I am currently in the middle of studying for an exam in a few weeks time. I would appreciate it if someone could just have a quick look over the following details below and see if I am along the right lines.

1. A solid wheel of mass 15Kg is at the top of a slope 1in4. The slope is 1.5m high at the top. The radius of the wheel is 0.5m. There is no friction involved.

Firstly I have to find the speed of the wheel at the bottom of the slope!

I have used PE= mgh = 220.725J I then let this sum = the KE of 1/2mv^2 + 1/2Jw^2 (J being moment of Inertia) I then manipulated the formula to find v at 4.43 m/s.

The next question asks that if the wheel did not roll on the way down would the speed be affected. I said yes and just took the KE Rotaional out of the question to find a different v.

Thirdly the question asked that if the slope was changed to 1in6 would the velocity be affected?? I answered no because the wheel would still be at the same height. Changing the slope would only chage the time it would take for the wheel to reach the bottom.

Am I along the right lines?

2. I have another question that asks how much power is required to drive a conveyor belt for the inital acceleration stage. The figures I have so far are as follows.

w= 6 rads/s, Pheta = 9 Rads. The initial angular acceleration is 2 rads/s. The wheel has a diameter of 0.4meters and a mass of 50kg. The belt has no mass.

Firstly I worked out KE rotational to give me 18 Joules.

Then am I right in saying that the torque is = J x angular rotation (J being Moment of Inertia). that gave me 2Newton Meters.

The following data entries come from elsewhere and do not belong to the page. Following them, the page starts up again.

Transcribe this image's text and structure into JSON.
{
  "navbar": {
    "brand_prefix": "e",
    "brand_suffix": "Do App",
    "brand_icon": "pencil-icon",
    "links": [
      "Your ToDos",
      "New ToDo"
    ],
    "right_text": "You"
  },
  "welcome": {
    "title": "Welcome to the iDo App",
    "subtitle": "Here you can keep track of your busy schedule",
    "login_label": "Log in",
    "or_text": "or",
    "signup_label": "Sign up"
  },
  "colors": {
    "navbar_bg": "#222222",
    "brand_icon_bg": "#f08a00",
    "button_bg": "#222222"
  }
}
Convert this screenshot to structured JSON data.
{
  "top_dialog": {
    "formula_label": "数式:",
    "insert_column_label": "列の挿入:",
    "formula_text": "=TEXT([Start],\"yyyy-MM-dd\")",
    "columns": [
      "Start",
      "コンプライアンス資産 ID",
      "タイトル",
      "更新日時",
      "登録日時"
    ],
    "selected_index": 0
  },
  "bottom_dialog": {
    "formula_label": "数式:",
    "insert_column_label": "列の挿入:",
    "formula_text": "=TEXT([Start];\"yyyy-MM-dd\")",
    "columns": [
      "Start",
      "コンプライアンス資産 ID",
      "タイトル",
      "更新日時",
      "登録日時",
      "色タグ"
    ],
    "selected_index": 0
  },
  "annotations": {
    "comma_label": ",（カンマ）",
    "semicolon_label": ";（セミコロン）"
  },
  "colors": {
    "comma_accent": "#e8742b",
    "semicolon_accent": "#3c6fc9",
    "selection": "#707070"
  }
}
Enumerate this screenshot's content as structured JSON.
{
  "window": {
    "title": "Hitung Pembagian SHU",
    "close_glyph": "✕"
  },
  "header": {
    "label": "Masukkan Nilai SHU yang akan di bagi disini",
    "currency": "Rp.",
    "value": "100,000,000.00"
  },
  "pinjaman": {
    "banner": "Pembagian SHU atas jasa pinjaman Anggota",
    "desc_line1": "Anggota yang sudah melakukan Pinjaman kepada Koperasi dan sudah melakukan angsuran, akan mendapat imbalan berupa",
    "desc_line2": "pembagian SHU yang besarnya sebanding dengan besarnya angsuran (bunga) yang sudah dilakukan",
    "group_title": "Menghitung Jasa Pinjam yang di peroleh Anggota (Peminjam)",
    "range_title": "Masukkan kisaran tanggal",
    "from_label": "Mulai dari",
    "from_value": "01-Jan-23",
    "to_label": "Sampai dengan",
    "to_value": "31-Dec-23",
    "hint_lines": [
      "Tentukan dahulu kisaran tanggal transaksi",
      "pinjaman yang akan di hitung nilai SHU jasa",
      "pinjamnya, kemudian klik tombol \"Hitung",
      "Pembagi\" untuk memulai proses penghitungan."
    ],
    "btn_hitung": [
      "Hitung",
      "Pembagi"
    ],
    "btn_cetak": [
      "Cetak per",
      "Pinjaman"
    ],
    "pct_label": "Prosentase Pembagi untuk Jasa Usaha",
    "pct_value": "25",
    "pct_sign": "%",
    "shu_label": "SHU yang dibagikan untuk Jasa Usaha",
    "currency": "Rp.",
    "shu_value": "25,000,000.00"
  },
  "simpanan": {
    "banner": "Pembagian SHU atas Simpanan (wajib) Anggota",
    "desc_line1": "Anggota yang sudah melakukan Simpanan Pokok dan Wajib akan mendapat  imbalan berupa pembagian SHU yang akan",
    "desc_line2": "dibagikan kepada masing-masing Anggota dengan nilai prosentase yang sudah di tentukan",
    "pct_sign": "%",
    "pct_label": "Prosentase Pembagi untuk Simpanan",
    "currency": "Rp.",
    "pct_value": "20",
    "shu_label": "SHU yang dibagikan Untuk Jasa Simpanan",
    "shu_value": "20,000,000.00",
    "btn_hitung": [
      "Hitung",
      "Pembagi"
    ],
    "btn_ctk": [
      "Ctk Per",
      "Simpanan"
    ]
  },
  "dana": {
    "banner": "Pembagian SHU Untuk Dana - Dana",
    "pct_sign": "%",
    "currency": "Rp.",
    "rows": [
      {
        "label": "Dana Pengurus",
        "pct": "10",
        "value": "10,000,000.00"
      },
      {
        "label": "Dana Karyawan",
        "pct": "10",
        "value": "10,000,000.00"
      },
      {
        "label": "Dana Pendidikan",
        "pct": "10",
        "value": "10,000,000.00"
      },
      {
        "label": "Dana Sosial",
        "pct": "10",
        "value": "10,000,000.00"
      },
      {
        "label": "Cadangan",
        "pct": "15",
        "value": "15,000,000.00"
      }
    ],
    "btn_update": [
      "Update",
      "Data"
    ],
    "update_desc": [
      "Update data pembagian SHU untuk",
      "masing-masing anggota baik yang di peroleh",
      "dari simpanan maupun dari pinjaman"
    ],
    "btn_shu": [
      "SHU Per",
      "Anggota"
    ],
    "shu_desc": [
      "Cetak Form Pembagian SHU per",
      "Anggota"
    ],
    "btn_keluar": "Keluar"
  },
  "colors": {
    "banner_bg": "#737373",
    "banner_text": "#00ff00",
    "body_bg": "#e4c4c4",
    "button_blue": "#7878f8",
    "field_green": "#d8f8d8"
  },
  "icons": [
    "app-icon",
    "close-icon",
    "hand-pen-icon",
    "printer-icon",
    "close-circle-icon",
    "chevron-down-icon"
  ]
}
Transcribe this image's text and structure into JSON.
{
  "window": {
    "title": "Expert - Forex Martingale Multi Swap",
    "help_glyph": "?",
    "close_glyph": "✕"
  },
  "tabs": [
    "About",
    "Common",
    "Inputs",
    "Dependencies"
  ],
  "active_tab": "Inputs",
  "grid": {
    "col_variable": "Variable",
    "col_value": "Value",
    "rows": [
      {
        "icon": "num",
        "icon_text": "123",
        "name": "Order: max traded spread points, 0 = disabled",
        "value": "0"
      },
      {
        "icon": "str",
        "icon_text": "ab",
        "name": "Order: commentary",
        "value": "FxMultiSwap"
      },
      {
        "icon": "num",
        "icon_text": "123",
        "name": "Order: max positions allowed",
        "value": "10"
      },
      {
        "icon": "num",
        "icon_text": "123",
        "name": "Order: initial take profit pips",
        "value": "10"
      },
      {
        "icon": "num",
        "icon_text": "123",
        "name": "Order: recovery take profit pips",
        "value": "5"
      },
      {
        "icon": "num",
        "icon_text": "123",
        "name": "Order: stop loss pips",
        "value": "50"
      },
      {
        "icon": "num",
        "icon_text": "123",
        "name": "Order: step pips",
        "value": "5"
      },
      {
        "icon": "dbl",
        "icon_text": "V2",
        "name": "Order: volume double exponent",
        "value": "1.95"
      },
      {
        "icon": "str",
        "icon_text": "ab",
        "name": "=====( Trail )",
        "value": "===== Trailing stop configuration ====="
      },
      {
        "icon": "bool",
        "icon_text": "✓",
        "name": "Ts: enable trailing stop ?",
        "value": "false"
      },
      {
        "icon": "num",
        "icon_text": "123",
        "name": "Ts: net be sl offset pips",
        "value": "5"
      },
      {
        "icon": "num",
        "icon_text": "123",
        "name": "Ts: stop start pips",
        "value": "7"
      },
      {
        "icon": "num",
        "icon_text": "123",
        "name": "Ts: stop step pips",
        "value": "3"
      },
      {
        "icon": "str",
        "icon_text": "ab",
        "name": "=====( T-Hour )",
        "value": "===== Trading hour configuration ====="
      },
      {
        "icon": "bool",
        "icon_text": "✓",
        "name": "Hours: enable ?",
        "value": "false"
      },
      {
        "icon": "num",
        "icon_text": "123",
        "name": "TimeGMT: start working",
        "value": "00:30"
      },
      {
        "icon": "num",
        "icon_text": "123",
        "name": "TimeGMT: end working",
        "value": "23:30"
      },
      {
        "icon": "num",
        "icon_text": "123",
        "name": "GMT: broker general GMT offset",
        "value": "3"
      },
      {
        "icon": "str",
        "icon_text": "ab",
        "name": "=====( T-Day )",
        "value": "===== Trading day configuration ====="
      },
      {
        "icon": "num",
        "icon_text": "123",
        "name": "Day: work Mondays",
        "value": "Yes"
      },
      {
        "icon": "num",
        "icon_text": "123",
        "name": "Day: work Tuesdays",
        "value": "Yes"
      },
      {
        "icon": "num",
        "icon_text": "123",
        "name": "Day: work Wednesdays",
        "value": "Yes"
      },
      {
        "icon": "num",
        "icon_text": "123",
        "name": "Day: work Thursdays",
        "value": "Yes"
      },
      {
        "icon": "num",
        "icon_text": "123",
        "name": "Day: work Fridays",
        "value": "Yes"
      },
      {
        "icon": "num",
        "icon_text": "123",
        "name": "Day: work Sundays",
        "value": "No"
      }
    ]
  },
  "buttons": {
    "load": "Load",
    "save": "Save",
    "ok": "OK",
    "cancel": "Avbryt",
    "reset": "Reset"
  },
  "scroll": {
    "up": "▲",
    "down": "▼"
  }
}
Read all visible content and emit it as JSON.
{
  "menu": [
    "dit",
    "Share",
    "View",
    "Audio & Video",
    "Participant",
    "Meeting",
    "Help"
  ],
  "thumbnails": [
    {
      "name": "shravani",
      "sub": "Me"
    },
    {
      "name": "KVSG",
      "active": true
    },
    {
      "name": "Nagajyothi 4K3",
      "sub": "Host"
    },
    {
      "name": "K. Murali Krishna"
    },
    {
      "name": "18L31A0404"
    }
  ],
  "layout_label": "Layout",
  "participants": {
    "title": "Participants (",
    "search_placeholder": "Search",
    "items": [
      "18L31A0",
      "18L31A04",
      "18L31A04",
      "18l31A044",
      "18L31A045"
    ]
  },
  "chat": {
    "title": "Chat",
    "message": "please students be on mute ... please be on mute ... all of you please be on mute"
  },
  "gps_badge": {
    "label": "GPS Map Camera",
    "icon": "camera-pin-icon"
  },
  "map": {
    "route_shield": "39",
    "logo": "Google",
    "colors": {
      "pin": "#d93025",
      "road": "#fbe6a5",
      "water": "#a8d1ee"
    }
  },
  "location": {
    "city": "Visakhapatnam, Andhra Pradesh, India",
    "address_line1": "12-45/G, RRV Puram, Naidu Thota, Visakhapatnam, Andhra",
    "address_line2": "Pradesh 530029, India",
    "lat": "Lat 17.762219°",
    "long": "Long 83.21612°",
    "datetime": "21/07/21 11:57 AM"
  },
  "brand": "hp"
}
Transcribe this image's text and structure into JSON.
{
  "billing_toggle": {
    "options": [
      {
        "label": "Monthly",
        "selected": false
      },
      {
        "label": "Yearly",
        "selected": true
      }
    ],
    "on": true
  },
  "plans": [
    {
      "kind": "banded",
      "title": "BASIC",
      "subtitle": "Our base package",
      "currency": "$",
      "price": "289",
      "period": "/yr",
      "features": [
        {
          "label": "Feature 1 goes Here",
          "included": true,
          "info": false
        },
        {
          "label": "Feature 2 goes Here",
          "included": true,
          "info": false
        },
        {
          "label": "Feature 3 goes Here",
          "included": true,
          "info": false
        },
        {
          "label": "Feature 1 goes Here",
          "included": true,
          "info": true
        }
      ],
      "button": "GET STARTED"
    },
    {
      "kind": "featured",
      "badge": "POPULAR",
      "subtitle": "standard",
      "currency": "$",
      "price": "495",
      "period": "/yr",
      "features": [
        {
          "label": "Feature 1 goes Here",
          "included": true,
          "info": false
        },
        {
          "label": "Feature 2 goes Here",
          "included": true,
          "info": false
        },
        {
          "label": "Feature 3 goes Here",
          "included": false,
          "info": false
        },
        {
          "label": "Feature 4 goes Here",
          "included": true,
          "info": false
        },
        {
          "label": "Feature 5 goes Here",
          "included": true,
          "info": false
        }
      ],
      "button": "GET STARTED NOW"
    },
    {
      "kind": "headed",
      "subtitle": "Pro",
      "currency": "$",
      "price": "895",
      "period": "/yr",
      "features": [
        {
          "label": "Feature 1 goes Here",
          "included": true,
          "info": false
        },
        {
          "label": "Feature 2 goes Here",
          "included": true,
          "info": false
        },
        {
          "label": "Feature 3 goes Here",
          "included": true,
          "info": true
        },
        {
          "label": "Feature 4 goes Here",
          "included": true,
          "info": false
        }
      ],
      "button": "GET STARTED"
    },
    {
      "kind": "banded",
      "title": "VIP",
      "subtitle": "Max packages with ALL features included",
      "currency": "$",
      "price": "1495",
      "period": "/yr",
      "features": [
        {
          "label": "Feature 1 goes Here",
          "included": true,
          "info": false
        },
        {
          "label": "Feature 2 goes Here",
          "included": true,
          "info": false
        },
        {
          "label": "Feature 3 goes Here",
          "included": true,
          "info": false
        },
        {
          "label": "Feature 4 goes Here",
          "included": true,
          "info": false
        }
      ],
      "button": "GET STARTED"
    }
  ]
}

I then used Power = Torque x speed (I used (2Pi x w) for speed) that gave me 75.398 watts.

Am I along the right lines?

Any guidance much appreciated

 

[AlephZero]

1. You say "there is no friction involved" but then you say the wheel rolls. The only reason it will roll is because of friction between the wheel and the slope.

You assumed the friction was large enough to make it roll without any slipping.

Apart from that, your method for finding the speed when it rolls and when it slides are OK (but I didn't check your arithmetic). You are right, the angle of the slope doesn't affect the final speed.

2. Check the units. The initial angular acceleration can't be 2 rad/s because that is an angular velocity not acceleration. It could be 2 rad/s^2.

Torque = J x angular acceleration (I'm not sure what you meant by "angular rotation"). Your answer of "2 Newton meters" seems wrong, the angular accel is 2 rad/s^2 (probably) but I don't think the wheel has J = 1.

Power = torque x angular velocity (again I'm not sure what you meant by "speed"). The angular velocities and accelerations in the question are given in rad/s and rad/s^2, so the factor of 2 pi shouldn't be in your equation.